According to correspondence obtained by Reuters, Norway's oil ministry has agreed to approve the sale and Chevron's departure from the nation's oil sector, on condition that Chevron agrees to fund its share of the decommissioning of the aging Draugen field. The ministry said that the decision means that Chevron will leave the NCS "permanently."

The sale is among Chevron's many other moves to exit the maturing North Sea region. It sold its 40 percent operating share in the UK offshore Rosebank project to Equinor (Statoil) last week, and it is seeking buyers for most of its other assets in the UKCS. It also sold its last interests in the Danish sector of the North Sea to Total last month.

The only UKCS asset that Chevron has expressed an interest in retaining is the Clair field, where it holds a stake of about 20 percent. Lead partner BP is just finishing the development of an expansion at Clair and expects that first oil from a new pair of platforms will begin this year. "Clair is a key advantaged oilfield . . . a giant resource whose second phase is about to begin production and which holds great potential for future developments,” said BP Upstream CEO Bernard Looney in July. 

Heading for shore

Chevron will likely redeploy its capital from North Sea assets to onshore E&P investment. The firm is very active in the Permian Basin shale fields, where it aims to produce 650,000 bpd by 2022. It also holds a 50 percent interest in the supergiant Tengiz field in Kazakhstan: this 25-billion-barrel reservoir is among the world's largest, and it puts out about 450,000 barrels per day. It also generates high volumes of naturally occurring hydrogen sulfide (sour gas), which is presently removed in processing as solid sulfur. The multi-million-tonne storage piles for this waste product may be seen from space, and they have been a source of tension with Kazakh regulators and local residents in years past. 

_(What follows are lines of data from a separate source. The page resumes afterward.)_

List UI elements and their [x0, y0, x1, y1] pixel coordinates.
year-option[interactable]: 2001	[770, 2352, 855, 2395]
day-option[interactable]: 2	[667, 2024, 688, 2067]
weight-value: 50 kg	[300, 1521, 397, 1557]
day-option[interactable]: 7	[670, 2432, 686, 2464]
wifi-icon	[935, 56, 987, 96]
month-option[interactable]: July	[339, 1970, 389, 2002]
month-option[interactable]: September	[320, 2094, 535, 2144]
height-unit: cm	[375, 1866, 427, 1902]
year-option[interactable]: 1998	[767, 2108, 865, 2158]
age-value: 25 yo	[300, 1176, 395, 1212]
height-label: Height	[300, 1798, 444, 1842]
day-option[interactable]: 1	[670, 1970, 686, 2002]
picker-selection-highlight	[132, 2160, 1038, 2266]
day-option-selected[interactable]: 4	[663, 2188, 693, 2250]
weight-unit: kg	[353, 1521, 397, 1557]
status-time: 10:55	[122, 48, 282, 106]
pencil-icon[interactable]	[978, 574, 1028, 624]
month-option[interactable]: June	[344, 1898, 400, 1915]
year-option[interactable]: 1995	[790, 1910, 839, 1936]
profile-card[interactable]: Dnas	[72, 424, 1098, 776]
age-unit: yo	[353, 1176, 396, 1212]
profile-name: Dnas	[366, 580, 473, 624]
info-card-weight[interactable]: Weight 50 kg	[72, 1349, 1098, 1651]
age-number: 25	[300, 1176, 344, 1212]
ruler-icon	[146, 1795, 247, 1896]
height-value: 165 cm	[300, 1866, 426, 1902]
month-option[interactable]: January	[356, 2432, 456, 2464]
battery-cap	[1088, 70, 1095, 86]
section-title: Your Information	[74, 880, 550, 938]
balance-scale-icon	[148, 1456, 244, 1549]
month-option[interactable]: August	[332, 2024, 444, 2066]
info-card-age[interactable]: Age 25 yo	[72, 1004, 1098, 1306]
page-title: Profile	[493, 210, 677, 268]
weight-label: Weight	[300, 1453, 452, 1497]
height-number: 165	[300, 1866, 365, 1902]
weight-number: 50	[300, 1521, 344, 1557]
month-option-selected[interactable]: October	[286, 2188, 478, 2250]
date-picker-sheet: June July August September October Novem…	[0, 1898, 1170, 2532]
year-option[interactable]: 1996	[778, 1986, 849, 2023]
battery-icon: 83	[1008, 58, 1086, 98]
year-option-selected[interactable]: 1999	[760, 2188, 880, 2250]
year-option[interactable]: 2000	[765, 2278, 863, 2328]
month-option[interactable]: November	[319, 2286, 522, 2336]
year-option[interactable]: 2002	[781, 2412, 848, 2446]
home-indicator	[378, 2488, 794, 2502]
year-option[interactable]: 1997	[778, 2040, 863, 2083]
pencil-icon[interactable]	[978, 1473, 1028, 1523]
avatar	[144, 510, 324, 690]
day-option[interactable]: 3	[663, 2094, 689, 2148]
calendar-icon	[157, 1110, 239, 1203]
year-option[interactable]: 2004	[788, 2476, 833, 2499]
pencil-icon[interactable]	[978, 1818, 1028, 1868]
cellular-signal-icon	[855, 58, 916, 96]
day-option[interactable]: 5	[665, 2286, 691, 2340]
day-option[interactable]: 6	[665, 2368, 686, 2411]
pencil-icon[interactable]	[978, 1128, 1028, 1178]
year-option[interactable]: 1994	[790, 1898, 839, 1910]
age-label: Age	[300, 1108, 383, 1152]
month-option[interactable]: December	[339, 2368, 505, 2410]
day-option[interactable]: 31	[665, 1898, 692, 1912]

Chevron is investing billions of dollars in a new reinjection system that will put the sour gas back into the reservoir, which in turn will raise production by another 250,000 barrels per day. This next phase of Tengiz's expansion, dubbed the Future Growth and Wellhead Pressure Management Project, will cost Chevron and its partners an estimated $37 billion, including an allowance for contingencies.